What do you think a yoga teacher should look like?

What do you think a yoga teacher should look like?

Diversity in yoga is fundamentally important, now more than ever.

“You don’t look like a yoga teacher”. I must have looked stunned at this comment, but the truth is, I was confused by the statement, not offended. You see, I’m not really sure what a yoga teacher should look like. Should a yoga teacher be an older man, Indian and in a loincloth? I don’t think I could really rock a loincloth, though my great grandfather did look handsome in an Indian dhoti; jogging bottoms are more my style. I’m also female, so I must score ok on that count: the majority of yoga teachers these days are women. So I’m a woman who looks Indian but I’m in my forties, so maybe that was the problem. Or was it because I’m not the size 10 that seems to be favoured by the much-maligned Instagram instant-yogi? What is it that a yoga teacher should look like? And actually, by extension, what should a yoga student look like?  

Embodied experience

A few weeks ago, I found myself in a room full of young men in their very early twenties, being led in a theatre workshop by a woman exploring male ally-ship in the post #MeToo era. There was a little tiptoeing around and a sense that everyone was being polite and maybe walking on eggshells, until the facilitator turned to the wall and asked everyone, everyone mind, including those observing to close their eyes and take part in a somatic, movement-based exercise where the attention turned inwards. The discomfort switched from a breathy kind of anxiety to a deeply-felt embodied exploration and discussion of those places which can be tender but need to be voiced. The conversation that followed was more profound and more insightful than I had expected and in the midst of it all, I found myself re-committing to my belief that diversity in yoga is fundamentally important, now more than ever.  

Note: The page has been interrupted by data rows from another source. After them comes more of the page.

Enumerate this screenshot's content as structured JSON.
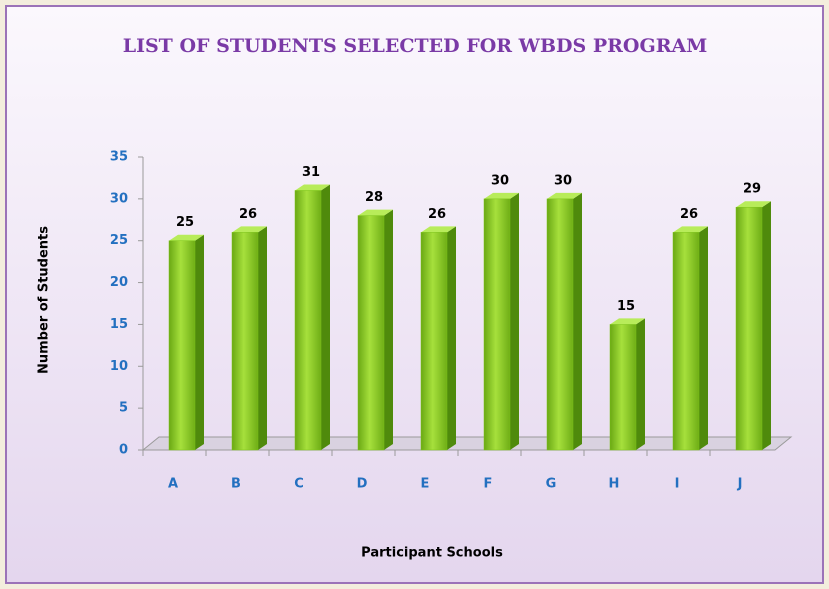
{
  "chart_data": {
    "type": "bar",
    "title": "LIST OF STUDENTS SELECTED FOR WBDS PROGRAM",
    "x_label": "Participant Schools",
    "y_label": "Number of Students",
    "categories": [
      "A",
      "B",
      "C",
      "D",
      "E",
      "F",
      "G",
      "H",
      "I",
      "J"
    ],
    "values": [
      25,
      26,
      31,
      28,
      26,
      30,
      30,
      15,
      26,
      29
    ],
    "color": "#7cc418",
    "ylim": [
      0,
      35
    ],
    "yticks": [
      0,
      5,
      10,
      15,
      20,
      25,
      30,
      35
    ],
    "grid": false
  }
}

Authenticity and appropriation

It is 2019, and we seem to be preoccupied with labels and what we think of as authentic. I grew up watching my sari-clad grandmother greeting the sun daily, lighting cotton-wool wicks soaked in ghee and making deeply, heart-felt offerings. She spent her last few years writing out mantras in exercise books in a meditative act of devotion. As a child I would accompany her to the temple where we would pray to Shiva and I had my own mala beads and my own awakening relationship with spirit. Does this make me better at teaching yoga or somehow more authentic? Well, no, not really. For a start there is no good nor bad in yoga, no better nor worse. Going to the temple then doesn’t mean I have Ganesha on speed-dial now, obligingly removing obstacles from my path. I understand the symbolism, certainly. I don’t get weirded out by chanting Om; but then saying Amen never really bothered me either. I took up modern, postural yoga as I turned twenty at university, and that’s also where I began my meditation practice. My knowledge of ‘yoga’ and of how I teach it, is reflective of my own experience and of my journey of exploration through long study. It is for me a life-long inner path which brings joy but demands commitment. 

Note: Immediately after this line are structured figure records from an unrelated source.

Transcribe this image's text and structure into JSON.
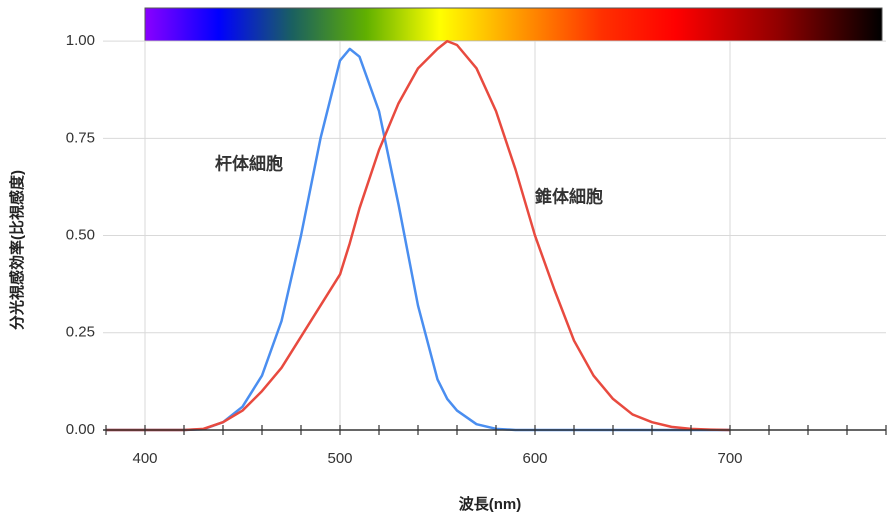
{
  "chart_data": {
    "type": "line",
    "x_label": "波長(nm)",
    "y_label": "分光視感効率(比視感度)",
    "x": [
      380,
      390,
      400,
      410,
      420,
      430,
      440,
      450,
      460,
      470,
      480,
      490,
      500,
      505,
      510,
      520,
      530,
      540,
      550,
      555,
      560,
      570,
      580,
      590,
      600,
      610,
      620,
      630,
      640,
      650,
      660,
      670,
      680,
      690,
      700
    ],
    "series": [
      {
        "name": "杆体細胞",
        "color": "#4a8ef0",
        "values": [
          0,
          0,
          0,
          0,
          0,
          0.002,
          0.02,
          0.06,
          0.14,
          0.28,
          0.5,
          0.75,
          0.95,
          0.98,
          0.96,
          0.82,
          0.58,
          0.32,
          0.13,
          0.08,
          0.05,
          0.015,
          0.003,
          0,
          0,
          0,
          0,
          0,
          0,
          0,
          0,
          0,
          0,
          0,
          0
        ]
      },
      {
        "name": "錐体細胞",
        "color": "#e84a3f",
        "values": [
          0,
          0,
          0,
          0,
          0,
          0.003,
          0.02,
          0.05,
          0.1,
          0.16,
          0.24,
          0.32,
          0.4,
          0.48,
          0.57,
          0.72,
          0.84,
          0.93,
          0.98,
          1.0,
          0.99,
          0.93,
          0.82,
          0.67,
          0.5,
          0.36,
          0.23,
          0.14,
          0.08,
          0.04,
          0.02,
          0.008,
          0.003,
          0.001,
          0
        ]
      }
    ],
    "xlim": [
      380,
      780
    ],
    "ylim": [
      0,
      1.08
    ],
    "xticks": [
      400,
      500,
      600,
      700
    ],
    "xminorticks": [
      380,
      400,
      420,
      440,
      460,
      480,
      500,
      520,
      540,
      560,
      580,
      600,
      620,
      640,
      660,
      680,
      700,
      720,
      740,
      760,
      780
    ],
    "yticks": [
      {
        "value": 0,
        "label": "0.00"
      },
      {
        "value": 0.25,
        "label": "0.25"
      },
      {
        "value": 0.5,
        "label": "0.50"
      },
      {
        "value": 0.75,
        "label": "0.75"
      },
      {
        "value": 1,
        "label": "1.00"
      }
    ],
    "grid": true
  }
}
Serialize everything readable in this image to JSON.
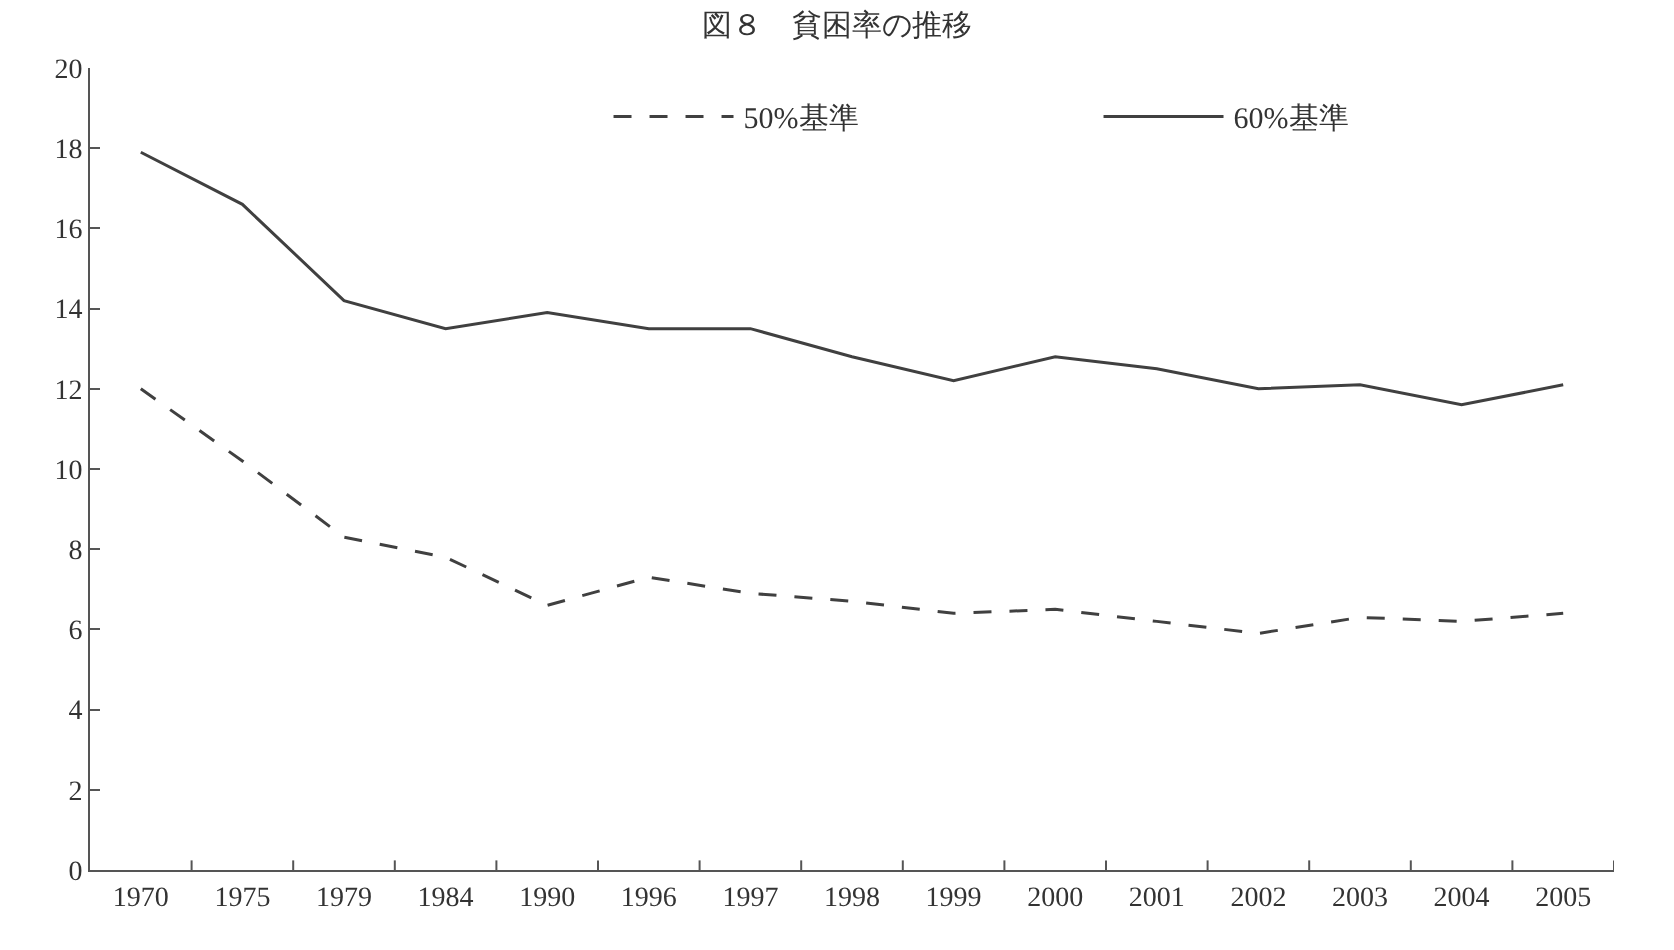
{
  "chart_data": {
    "type": "line",
    "title": "図８　貧困率の推移",
    "categories": [
      "1970",
      "1975",
      "1979",
      "1984",
      "1990",
      "1996",
      "1997",
      "1998",
      "1999",
      "2000",
      "2001",
      "2002",
      "2003",
      "2004",
      "2005"
    ],
    "series": [
      {
        "name": "50%基準",
        "color": "#404040",
        "line_style": "dashed",
        "values": [
          12.0,
          10.2,
          8.3,
          7.8,
          6.6,
          7.3,
          6.9,
          6.7,
          6.4,
          6.5,
          6.2,
          5.9,
          6.3,
          6.2,
          6.4
        ]
      },
      {
        "name": "60%基準",
        "color": "#404040",
        "line_style": "solid",
        "values": [
          17.9,
          16.6,
          14.2,
          13.5,
          13.9,
          13.5,
          13.5,
          12.8,
          12.2,
          12.8,
          12.5,
          12.0,
          12.1,
          11.6,
          12.1
        ]
      }
    ],
    "ylim": [
      0,
      20
    ],
    "yticks": [
      0,
      2,
      4,
      6,
      8,
      10,
      12,
      14,
      16,
      18,
      20
    ],
    "grid": false,
    "legend": "top right",
    "marker": "none"
  }
}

What matters to me is finding a way to deepen my relationship with myself and with others. I want an experience of understanding my connection with those around me. My teaching, like my worldview are no doubt deeply rooted in those long ago visits to the temple (which incidentally took place in Africa, not India); but they are also rooted in the English and Spanish degree I studied for at Oxford University and the two decades I spent running an arts educational charity in East London.    

Orthodoxy disguised as individuality

So doesn’t it break your heart that there are those that don’t feel that yoga is for them? In a world that is full of disconnection and division surely yoga offers a refuge and a path? The truth is that yoga studios can feel intimidating and whilst we may delight in the beautiful light-filled oasis of calm they offer us, they can also be deeply scary when you don’t understand the norms under which they operate. How much worse, if you also feel too young or too old or too fat or too thin or too whatever it might be, to find a tool that will help you to connect your breath and body and accept yourself and live with freedom. The media have cottoned onto yoga. Whilst this means, yoga seems more acceptable, it is just foisting more orthodoxy onto us. Worse still, the burgeoning ‘yoga industry’ now means that many are priced out. £100 yoga leggings worn at a studio charging almost double the minimum wage risks turning yoga into an indulgence of the rich and pampered playing at being spiritual.

Yoga should be for everybody and every body but until I see more representation of people that look like me not just the insta-yogis, slim, young, blonde, bendy and beautiful I think it will be hard to persuade ‘everybody’ into yoga spaces. I want to teach West-Indian grandmothers and surly teenagers. I want to teach businessmen in suits and braying politicians. I want to practice beside women in scarves and women in their eighties. When will this happen? Probably when we begin to see more diverse bodies teaching yoga and sharing yoga. And really, this needs to happen from the bottom up as well as the top down. Currently, I don’t see see the diversity that we need represented in our studios. Do you practice diversity? It can be a conscious choice to do so and until we see and celebrate more diversity and more brave souls trying something that seems at first not to be for them; we won’t change the narrative and yoga in the 21st Century will remain in the grip of an ad-man’s vision of the beautiful.